Since it is no longer permitted to them to dampen
Their fish, a practice forbidden by the law,
When some man completely hateful to the gods
Saw that his fish were drying, well,
He started a brawl among them quite intentionally
There were punches; he acted as if he were hit hard,
Fell to the ground pretending to pass out lying
Among his fish. Someone shouted “water, water”!
And a different guy grabbed a pitcher and poured it out—
A little on the man, but the rest on the fish!

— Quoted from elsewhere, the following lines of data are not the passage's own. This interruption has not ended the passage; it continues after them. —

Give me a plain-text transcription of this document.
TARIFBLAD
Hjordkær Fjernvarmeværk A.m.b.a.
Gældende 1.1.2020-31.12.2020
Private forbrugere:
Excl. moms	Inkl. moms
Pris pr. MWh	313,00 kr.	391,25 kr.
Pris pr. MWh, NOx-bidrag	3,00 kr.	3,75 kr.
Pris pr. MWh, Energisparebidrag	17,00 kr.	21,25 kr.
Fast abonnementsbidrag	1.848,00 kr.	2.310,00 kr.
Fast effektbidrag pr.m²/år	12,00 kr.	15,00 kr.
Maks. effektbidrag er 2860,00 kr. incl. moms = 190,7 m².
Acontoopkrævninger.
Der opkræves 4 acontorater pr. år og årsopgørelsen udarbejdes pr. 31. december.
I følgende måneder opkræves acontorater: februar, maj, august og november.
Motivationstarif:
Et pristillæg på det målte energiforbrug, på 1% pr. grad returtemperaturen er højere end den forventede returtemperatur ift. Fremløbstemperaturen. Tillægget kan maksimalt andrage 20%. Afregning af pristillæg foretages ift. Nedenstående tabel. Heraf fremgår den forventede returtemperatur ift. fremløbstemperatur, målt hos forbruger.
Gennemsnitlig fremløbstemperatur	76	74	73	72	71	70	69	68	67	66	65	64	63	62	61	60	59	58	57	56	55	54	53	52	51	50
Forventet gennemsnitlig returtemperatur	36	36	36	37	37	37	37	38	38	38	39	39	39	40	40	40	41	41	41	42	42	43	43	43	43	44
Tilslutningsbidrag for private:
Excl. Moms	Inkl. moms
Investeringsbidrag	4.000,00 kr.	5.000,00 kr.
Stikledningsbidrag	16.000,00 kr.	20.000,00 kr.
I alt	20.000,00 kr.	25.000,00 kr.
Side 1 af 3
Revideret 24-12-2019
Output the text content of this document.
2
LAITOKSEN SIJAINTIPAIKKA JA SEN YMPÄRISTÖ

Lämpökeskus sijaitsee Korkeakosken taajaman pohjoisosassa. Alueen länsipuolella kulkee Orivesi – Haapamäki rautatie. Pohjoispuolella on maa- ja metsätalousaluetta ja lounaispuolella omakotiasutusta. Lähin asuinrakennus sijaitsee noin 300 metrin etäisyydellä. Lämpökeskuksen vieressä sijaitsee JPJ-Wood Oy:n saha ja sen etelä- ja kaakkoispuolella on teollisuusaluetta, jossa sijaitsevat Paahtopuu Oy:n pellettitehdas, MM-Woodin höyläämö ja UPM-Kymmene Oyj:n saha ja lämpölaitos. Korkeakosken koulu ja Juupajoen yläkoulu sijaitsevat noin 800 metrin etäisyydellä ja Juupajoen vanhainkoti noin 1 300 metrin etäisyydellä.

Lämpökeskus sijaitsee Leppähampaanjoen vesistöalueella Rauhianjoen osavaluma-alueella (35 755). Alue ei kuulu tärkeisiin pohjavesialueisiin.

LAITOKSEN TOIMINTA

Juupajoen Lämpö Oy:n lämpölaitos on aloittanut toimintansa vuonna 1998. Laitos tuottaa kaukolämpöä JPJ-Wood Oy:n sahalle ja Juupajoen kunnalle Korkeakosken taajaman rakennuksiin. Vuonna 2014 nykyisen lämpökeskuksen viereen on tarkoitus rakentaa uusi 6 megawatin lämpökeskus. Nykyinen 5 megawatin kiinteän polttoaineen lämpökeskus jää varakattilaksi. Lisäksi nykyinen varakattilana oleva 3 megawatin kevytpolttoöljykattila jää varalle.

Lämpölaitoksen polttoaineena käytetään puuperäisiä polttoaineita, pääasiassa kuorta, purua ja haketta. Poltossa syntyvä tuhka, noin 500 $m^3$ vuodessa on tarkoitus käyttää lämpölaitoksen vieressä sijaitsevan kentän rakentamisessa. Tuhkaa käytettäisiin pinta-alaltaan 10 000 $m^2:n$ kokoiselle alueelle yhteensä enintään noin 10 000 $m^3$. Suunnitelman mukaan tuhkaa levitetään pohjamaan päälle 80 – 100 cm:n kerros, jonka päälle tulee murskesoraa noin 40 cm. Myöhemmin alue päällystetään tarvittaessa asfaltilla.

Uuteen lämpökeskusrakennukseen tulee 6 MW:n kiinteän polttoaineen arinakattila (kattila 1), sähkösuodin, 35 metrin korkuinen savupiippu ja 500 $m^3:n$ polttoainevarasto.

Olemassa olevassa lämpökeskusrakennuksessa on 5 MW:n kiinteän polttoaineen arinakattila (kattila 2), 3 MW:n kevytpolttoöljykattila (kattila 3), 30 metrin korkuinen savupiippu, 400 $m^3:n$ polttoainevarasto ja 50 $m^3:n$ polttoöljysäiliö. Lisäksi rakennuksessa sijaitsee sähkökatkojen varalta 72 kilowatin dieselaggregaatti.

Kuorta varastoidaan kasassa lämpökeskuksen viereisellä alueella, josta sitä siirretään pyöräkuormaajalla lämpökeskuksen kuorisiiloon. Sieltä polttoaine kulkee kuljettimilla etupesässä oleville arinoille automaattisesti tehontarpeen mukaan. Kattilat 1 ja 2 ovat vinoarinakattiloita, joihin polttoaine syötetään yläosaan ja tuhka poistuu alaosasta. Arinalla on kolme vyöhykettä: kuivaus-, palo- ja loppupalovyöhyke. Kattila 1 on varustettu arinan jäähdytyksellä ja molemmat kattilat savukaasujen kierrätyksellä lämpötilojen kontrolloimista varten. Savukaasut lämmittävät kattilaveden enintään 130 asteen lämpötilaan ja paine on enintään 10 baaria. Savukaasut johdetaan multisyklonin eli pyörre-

You would have claimed they’d just been caught!”

Fish Vase
Google “Ancient Greek Fish Vase”

οἱ μὲν ποιηταὶ (φησὶ) λῆρός εἰσιν· οὐδὲ ἓν
καινὸν γὰρ εὑρίσκουσιν, ἀλλὰ μεταφέρει
ἕκαστος αὐτῶν ταὔτ’ ἄνω τε καὶ κάτω.
τῶν δ’ ἰχθυοπωλῶν φιλοσοφώτερον γένος
οὐκ ἔστιν οὐδὲν οὐδὲ μᾶλλον ἀνόσιον.
ἐπεὶ γὰρ αὐτοῖς οὐκέτ’ ἔστ’ ἐξουσία
ῥαίνειν, ἀπείρηται δὲ τοῦτο τῷ νόμῳ,
εἷς τις θεοῖσιν ἐχθρὸς ἄνθρωπος πάνυ
ξηραινομένους ὡς εἶδε τοὺς ἰχθῦς, μάχην
ἐποίησ’ ἐν αὐτοῖς ἐξεπίτηδες εὖ πάνυ.
ἦσαν δὲ πληγαί, καιρίαν δ’ εἰληφέναι
δόξας καταπίπτει καὶ λιποψυχεῖν δοκῶν
ἔκειτο μετὰ τῶν ἰχθύων. βοᾷ δέ τις
‘ὕδωρ <ὕδωρ.>’ ὃ δ’ εὐθὺς ἐξάρας πρόχουν
τῶν ὁμοτέχνων τις τοῦ μὲν ἀκαρῆ παντελῶς
κατέχει, κατὰ δὲ τῶν ἰχθύων ἁπαξάπαν.
εἴποις γ’ ἂν αὐτοὺς ἀρτίως ἡλωκέναι.